I remember concluding in part based on Pamela Anderson's life, that love just pointed you towards whoever your equivalent match was (based on her dumping Tommy when his star fell for Kid Rock when his rose).
***
BUT after I experienced love everything changed. There's some love poem about a compass that makes sense to me in that now I had my bearings. Like this other person had always been magnetic north, and in meeting her I was transmuted from wood to iron, and was immersed in her field of being.
You can't go back to the old perspective after that
Posted by KilldaDJ on Aug-27-2006 09:14:
i agree to disagree
Posted by eRRaTiK on Aug-27-2006 11:00:
| quote: |
Originally posted by jdat
There is one concept I can't fully grasp as to why people do it yet I have been guilty of doing so myself before:
Staying with someone knowing full and well they are not the 'one'. |
the whole concept of "the one" is a crock. unless you go through life without having interacted with any other soul except for one, i disagree with the literary, historical, romantic and social notion of "the perfect partner". Believing in that concept only limits people from enjoying whatever relationships they may find themselves in because in the back of their mind there will always be a potential that somebody else, not the person that they're with, is "the one". It's particularly convenient when the relationship is strained or one party does not invest as much as the other into making it work.

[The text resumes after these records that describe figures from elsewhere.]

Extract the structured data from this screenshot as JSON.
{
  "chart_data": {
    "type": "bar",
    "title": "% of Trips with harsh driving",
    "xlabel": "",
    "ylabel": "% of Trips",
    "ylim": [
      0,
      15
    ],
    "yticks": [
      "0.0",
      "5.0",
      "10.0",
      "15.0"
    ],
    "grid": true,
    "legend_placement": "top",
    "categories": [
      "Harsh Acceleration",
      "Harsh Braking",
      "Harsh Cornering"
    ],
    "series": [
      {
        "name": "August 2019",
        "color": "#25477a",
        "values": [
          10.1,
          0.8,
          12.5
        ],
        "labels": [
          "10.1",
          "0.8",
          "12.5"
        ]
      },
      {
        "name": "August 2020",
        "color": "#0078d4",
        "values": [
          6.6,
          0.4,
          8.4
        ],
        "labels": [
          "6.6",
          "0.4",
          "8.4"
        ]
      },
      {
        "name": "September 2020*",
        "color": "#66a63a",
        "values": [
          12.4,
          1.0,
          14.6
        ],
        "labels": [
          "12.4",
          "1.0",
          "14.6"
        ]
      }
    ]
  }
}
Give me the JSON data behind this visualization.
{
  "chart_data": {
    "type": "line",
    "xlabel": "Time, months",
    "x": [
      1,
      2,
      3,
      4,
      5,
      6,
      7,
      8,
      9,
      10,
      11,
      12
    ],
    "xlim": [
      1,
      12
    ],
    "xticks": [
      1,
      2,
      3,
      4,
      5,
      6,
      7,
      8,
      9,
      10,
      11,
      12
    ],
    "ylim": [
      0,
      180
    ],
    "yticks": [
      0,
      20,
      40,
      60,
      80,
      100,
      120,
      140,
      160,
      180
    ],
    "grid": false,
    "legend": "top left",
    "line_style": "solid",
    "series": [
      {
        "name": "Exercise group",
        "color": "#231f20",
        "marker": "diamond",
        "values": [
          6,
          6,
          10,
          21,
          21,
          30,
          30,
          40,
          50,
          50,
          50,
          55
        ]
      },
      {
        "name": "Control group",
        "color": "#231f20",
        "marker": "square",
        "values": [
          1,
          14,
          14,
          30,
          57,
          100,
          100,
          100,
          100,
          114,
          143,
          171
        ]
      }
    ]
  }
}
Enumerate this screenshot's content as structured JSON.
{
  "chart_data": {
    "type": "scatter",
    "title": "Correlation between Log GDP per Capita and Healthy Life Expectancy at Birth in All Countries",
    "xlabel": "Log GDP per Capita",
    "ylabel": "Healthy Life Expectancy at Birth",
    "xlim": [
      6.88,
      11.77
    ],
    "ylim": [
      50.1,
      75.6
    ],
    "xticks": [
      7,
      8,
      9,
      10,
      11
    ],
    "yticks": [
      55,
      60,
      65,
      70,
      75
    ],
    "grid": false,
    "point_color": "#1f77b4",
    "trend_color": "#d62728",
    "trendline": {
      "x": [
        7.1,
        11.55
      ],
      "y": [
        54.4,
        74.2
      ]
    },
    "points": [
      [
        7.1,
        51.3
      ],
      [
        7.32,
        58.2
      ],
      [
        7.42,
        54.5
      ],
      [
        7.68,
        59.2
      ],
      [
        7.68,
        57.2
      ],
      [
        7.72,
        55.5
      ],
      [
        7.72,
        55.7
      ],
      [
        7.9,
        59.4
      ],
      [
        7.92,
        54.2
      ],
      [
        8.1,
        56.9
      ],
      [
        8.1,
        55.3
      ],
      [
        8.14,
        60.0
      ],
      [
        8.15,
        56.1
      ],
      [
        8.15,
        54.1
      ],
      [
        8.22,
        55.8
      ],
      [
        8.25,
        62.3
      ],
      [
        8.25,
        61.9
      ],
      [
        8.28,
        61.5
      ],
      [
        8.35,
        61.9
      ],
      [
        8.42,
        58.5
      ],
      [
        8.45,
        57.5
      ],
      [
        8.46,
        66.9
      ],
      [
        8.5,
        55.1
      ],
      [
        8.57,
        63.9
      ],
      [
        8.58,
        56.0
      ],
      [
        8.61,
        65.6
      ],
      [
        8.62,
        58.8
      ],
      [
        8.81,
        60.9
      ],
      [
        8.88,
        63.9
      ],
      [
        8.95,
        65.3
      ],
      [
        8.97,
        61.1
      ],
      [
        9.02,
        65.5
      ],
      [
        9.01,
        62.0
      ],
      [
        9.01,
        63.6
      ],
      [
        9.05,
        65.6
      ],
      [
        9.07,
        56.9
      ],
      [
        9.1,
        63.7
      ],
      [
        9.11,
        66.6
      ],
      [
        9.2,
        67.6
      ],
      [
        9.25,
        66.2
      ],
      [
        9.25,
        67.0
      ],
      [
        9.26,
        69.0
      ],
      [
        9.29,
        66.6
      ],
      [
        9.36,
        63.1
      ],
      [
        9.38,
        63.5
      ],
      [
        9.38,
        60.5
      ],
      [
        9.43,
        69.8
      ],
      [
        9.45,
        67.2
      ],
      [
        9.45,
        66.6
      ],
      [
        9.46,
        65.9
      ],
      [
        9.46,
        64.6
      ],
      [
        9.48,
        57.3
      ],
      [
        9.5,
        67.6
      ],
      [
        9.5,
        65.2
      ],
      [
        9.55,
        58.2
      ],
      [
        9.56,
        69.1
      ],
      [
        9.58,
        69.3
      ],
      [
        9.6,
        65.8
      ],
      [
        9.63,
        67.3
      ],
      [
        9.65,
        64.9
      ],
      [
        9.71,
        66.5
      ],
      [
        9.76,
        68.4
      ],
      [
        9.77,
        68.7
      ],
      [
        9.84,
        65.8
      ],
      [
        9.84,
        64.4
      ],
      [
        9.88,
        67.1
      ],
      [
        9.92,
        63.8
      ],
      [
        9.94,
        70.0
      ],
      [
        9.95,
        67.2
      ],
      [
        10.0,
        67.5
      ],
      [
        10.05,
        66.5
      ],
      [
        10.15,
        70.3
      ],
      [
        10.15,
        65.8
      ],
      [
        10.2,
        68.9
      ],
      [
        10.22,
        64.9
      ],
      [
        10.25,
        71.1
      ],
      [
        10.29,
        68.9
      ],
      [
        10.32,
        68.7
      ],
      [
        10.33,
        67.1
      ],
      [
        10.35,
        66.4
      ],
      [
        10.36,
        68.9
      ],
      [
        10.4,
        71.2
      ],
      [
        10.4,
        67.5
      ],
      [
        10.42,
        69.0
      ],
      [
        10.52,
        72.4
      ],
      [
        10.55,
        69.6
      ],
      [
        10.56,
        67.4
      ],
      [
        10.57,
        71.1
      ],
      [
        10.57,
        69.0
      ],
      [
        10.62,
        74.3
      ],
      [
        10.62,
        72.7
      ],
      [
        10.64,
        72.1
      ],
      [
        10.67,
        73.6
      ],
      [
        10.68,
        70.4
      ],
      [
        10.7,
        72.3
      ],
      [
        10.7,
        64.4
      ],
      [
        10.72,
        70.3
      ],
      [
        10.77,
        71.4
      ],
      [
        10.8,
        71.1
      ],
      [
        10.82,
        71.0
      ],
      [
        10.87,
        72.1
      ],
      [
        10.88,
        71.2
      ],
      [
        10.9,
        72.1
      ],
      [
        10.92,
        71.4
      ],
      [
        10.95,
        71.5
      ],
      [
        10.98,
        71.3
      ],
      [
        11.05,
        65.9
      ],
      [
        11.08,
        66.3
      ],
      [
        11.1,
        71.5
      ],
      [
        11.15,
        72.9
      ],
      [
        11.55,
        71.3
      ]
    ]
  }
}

Unfortunately nature does not play fair. Some people will go through life with many partners, but others will be lucky if they only ever do find one. So I guess for the latter the notion is more applicable.
| quote: |
Originally posted by luisjb82
I might be going over board, but it is not a lie most people in relationships are only keeping that status because they do not want to be alone, or simply because they look at it as a business kind of thing. They lay out the pros and cons and decide to be together because it will be better for their professional lifes, leaving aside all emotions and why not, "love". |
Totally agree. For the average Sydney-sider it's definitely easier buying a house with two incomes instead of one these days.
Posted by mellow_head on Aug-27-2006 11:31:
| quote: |
Originally posted by Akridrot
Unfaithful? |
Rihanna?
Posted by mezzir on Aug-27-2006 16:02:
Re: Theory: 66% of people in relationships are actually single
| quote: |
Originally posted by Subey
1/3 are in relationships that have ended mentally but that fact hasn't made it to reality yet. In my experience it takes most people months/years to breakup |
hey i know that one. a little too well 
and its kinda made it to reality, its just hard because i care about her, and dumping her is gonna mean her completely breaking down
bleh
Posted by jdat on Aug-27-2006 18:46:
| quote: |
Originally posted by eRRaTiK
the whole concept of "the one" is a crock. |
Perhaps that explains the behavior of some other people always searching for one even doing it subconsciously, till break-up or death do us part.